Buddy Hardeman

Personal information
- Born:: October 21, 1954 (age 70) Auburn, New York, U.S.
- Height:: 6 ft 0 in (1.83 m)
- Weight:: 196 lb (89 kg)

Career information
- High school:: Auburn
- College:: Iowa State
- Position:: Running back
- Undrafted:: 1978

Career history
- Toronto Argonauts (1978); Washington Redskins (1979–1980); Washington Federals (1983);
- Stats at Pro Football Reference

= Buddy Hardeman =

American football player (born 1954)

Willie Riley Hardeman Jr. (born October 21, 1954) is a former undrafted American football running back in the National Football League (NFL) for the Washington Redskins. Hardeman also played for the Toronto Argonauts of the Canadian Football League (CFL), and the Washington Federals of the United States Football League (USFL). He played college football at Iowa State University.
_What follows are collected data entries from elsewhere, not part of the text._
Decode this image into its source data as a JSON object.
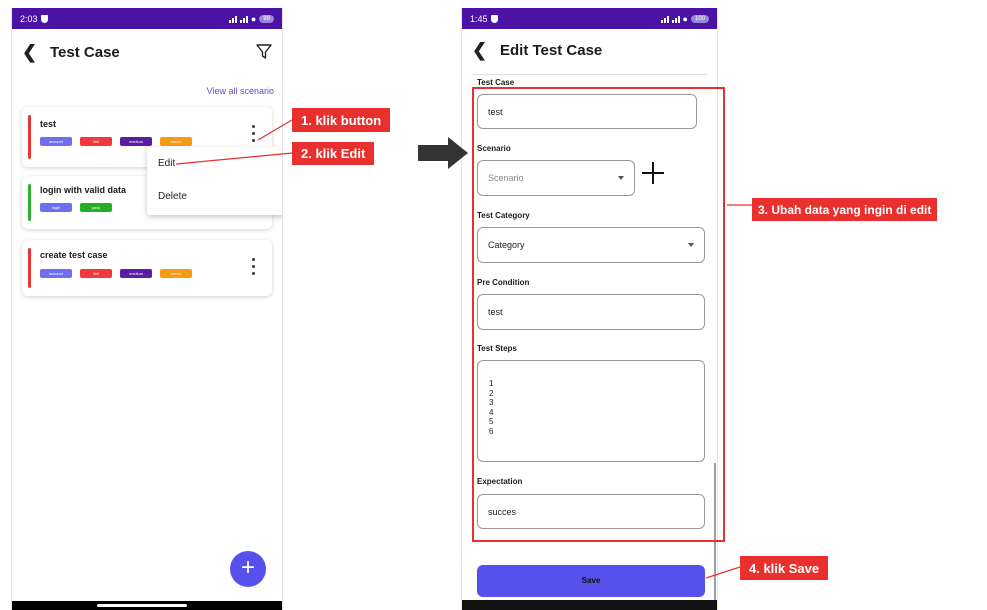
{
  "left_screen": {
    "status": {
      "time": "2:03",
      "battery": "99"
    },
    "title": "Test Case",
    "view_all": "View all scenario",
    "cards": [
      {
        "title": "test",
        "strip_color": "#e53935",
        "tags": [
          {
            "label": "account",
            "color": "#6d6ef0"
          },
          {
            "label": "fail",
            "color": "#f0393a"
          },
          {
            "label": "medium",
            "color": "#5a1ea0"
          },
          {
            "label": "minor",
            "color": "#f39c16"
          }
        ]
      },
      {
        "title": "login with valid data",
        "strip_color": "#2db32d",
        "tags": [
          {
            "label": "login",
            "color": "#6d6ef0"
          },
          {
            "label": "pass",
            "color": "#23b023"
          }
        ]
      },
      {
        "title": "create test case",
        "strip_color": "#e53935",
        "tags": [
          {
            "label": "account",
            "color": "#6d6ef0"
          },
          {
            "label": "fail",
            "color": "#f0393a"
          },
          {
            "label": "medium",
            "color": "#5a1ea0"
          },
          {
            "label": "minor",
            "color": "#f39c16"
          }
        ]
      }
    ],
    "menu": {
      "edit": "Edit",
      "delete": "Delete"
    },
    "fab": "+"
  },
  "right_screen": {
    "status": {
      "time": "1:45",
      "battery": "100"
    },
    "title": "Edit Test Case",
    "fields": {
      "test_case": {
        "label": "Test Case",
        "value": "test"
      },
      "scenario": {
        "label": "Scenario",
        "placeholder": "Scenario"
      },
      "category": {
        "label": "Test Category",
        "value": "Category"
      },
      "pre_condition": {
        "label": "Pre Condition",
        "value": "test"
      },
      "test_steps": {
        "label": "Test Steps",
        "lines": [
          "1",
          "2",
          "3",
          "4",
          "5",
          "6"
        ]
      },
      "expectation": {
        "label": "Expectation",
        "value": "succes"
      }
    },
    "save": "Save"
  },
  "annotations": {
    "step1": "1. klik button",
    "step2": "2. klik Edit",
    "step3": "3. Ubah data yang ingin di edit",
    "step4": "4. klik Save"
  },
  "colors": {
    "accent": "#5650ec",
    "status_bar": "#4a12a5",
    "annotation": "#e8302e"
  }
}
Hardeman was a dual threat quarterback at Iowa State University from 1973 to 1976.

In his 1978 season with the Argonauts, he caught four passes for 37 yards in addition to 12 yards on the ground.

He recorded a record called: A Bit Of The Bunch With Friends From The Start - Workin' Our Way Back To You (7") with Dave Butz and Monte Coleman.

Hardeman was also a member of the inaugural Washington Federals(USFL) squad in 1983, where he caught 18 passes for 114 yards.